Yeah, I’m pretty sure that’s what cost team 1251 (TechTigers) their shooter last year. They designed around Inventor’s weight estimates and ended up over…
(I may be wrong on this so if any Tigers wanna correct me, feel free.)
I guess you aren’t familiar with Inventor Contact sets. The ratio method is actually far less processor intensive than contact solving which becomes readily apparent in large and/or complex assemblies.
Additionally, it seems that many colleges (maybe I’m wrong, I’m mostly only familiar with Olin and UMichigan) use solidworks.
As long as there are going to be many different CAD packages, it’s likely that you’ll have to learn a different one eventually. Getting used to transitioning between them as a result of using inventor in FIRST (Although my team used UG, and only a little inventor for learning), and then learning another program later helps prepare you more for the job market, in addition to the benefit of being able to manipulate multiple software packages.

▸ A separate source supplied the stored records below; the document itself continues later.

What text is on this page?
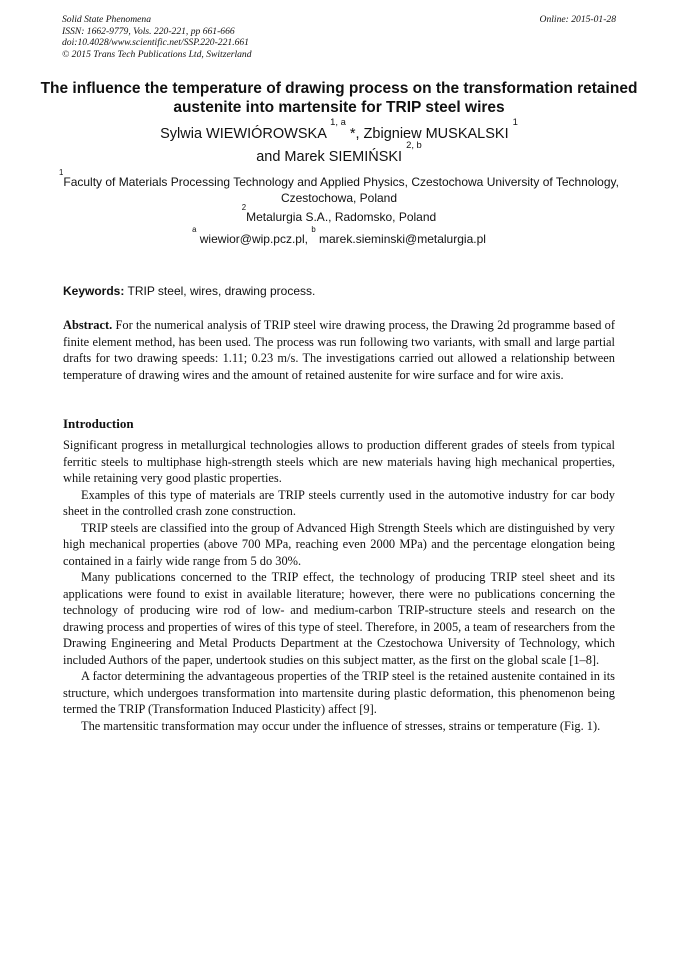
Solid State Phenomena
ISSN: 1662-9779, Vols. 220-221, pp 661-666
doi:10.4028/www.scientific.net/SSP.220-221.661
© 2015 Trans Tech Publications Ltd, Switzerland
Online: 2015-01-28
The influence the temperature of drawing process on the transformation retained austenite into martensite for TRIP steel wires
Sylwia WIEWIÓROWSKA $^{1, a}$ *, Zbigniew MUSKALSKI $^1$
and Marek SIEMIŃSKI $^{2, b}$
$^1$Faculty of Materials Processing Technology and Applied Physics, Czestochowa University of Technology, Czestochowa, Poland
$^2$Metalurgia S.A., Radomsko, Poland
$^a$ wiewior@wip.pcz.pl, $^b$ marek.sieminski@metalurgia.pl
Keywords: TRIP steel, wires, drawing process.
Abstract. For the numerical analysis of TRIP steel wire drawing process, the Drawing 2d programme based of finite element method, has been used. The process was run following two variants, with small and large partial drafts for two drawing speeds: 1.11; 0.23 m/s. The investigations carried out allowed a relationship between temperature of drawing wires and the amount of retained austenite for wire surface and for wire axis.
Introduction

Significant progress in metallurgical technologies allows to production different grades of steels from typical ferritic steels to multiphase high-strength steels which are new materials having high mechanical properties, while retaining very good plastic properties.

Examples of this type of materials are TRIP steels currently used in the automotive industry for car body sheet in the controlled crash zone construction.

TRIP steels are classified into the group of Advanced High Strength Steels which are distinguished by very high mechanical properties (above 700 MPa, reaching even 2000 MPa) and the percentage elongation being contained in a fairly wide range from 5 do 30%.

Many publications concerned to the TRIP effect, the technology of producing TRIP steel sheet and its applications were found to exist in available literature; however, there were no publications concerning the technology of producing wire rod of low- and medium-carbon TRIP-structure steels and research on the drawing process and properties of wires of this type of steel. Therefore, in 2005, a team of researchers from the Drawing Engineering and Metal Products Department at the Czestochowa University of Technology, which included Authors of the paper, undertook studies on this subject matter, as the first on the global scale [1–8].

A factor determining the advantageous properties of the TRIP steel is the retained austenite contained in its structure, which undergoes transformation into martensite during plastic deformation, this phenomenon being termed the TRIP (Transformation Induced Plasticity) affect [9].

The martensitic transformation may occur under the influence of stresses, strains or temperature (Fig. 1).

(Also, solidworks has a pretty cool add-in called “cosmos motion” that can simulate interactions and forces.)
Why would i use inventor over other drafting programs? because it’s easy and fun. I’ve used AutoCAD and the environment is just not the same. with inventor i can whip up 2d representations, quick sketches, illustrations for ideas, finished products, and exploded views of assemblies… in several minutes - if i have everything i need. it helps that i enjoy doing it, too.
sometimes i even put down my PS2 controller and make stuff in inventor…
This may have just been my team, but when we got our copy of Inventor, it included a copy of AutoCad Mechanical. If Inventor is such a bad program, just use the copy AutoCad that was given out. and for some of us (the mechanically inclined portion) inventor is a much easier program to use. being able to start with a block and add and remove material just like you were actually machining them.